Our aim was to investigate molecular features of thalassemia for proper clinical consultation and prevention in Heyuan. In our research, a total of 25,437 positive screening subjects were further subjected to a genetic analysis of α-thalassemia (α-thal) and β-thalassemia (β-thal). The deletion of α-thal mutation was tested by Gap-PCR, while the non-deletion of α-thal and β-thal mutation were identified by the PCR-reverse dot blot (PCR-RDB) technique. Nested PCR detected Hkαα/-- SEA and Hkαα/αα. Among the 25,437 positive screening subjects, 44.09% (11216/25437) subjects were bearers of thalassemia variations, and 30.85% (7847/25437) subjects showed α-thal changes alone. Among the 23 genotypes with α-thal mutation alone, the three common genotypes were --SEA/αα(68.34%), -α3.7/αα(16.44%), and -α4.2/αα(6.38%). Of the 11.50% (2924/25437) subjects and 29 genotypes with β-thal mutation alone, the three common genotypes were βCD41-42/βN(36.22%), βIVS-II-654/βN(30.88%), and β-28/βN(13.47%).
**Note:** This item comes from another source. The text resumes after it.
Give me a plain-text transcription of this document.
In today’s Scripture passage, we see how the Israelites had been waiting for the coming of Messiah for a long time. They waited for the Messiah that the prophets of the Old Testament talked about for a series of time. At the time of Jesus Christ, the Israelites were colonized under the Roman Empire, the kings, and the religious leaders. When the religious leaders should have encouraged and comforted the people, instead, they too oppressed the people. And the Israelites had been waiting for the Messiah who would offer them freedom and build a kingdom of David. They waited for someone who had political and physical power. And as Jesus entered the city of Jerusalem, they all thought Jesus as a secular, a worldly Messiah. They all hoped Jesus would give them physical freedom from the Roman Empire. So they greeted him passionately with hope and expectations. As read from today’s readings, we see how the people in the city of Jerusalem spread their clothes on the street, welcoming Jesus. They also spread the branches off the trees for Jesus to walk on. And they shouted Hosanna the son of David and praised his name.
Additionally, of the 1.75% (445/25437) subjects and 55 genotypes showed both α- and β-thal mutations. We also identified 269 cases of Hb H and six patients of Hkαα. Furthermore, the common genotypes of α-thal and β-thal mutations were consistent with allele frequencies of mutations. Our study establishes molecular features of thalassemia among Hakka people in Heyuan. It will be useful for developing strategies to prevent thalassemia.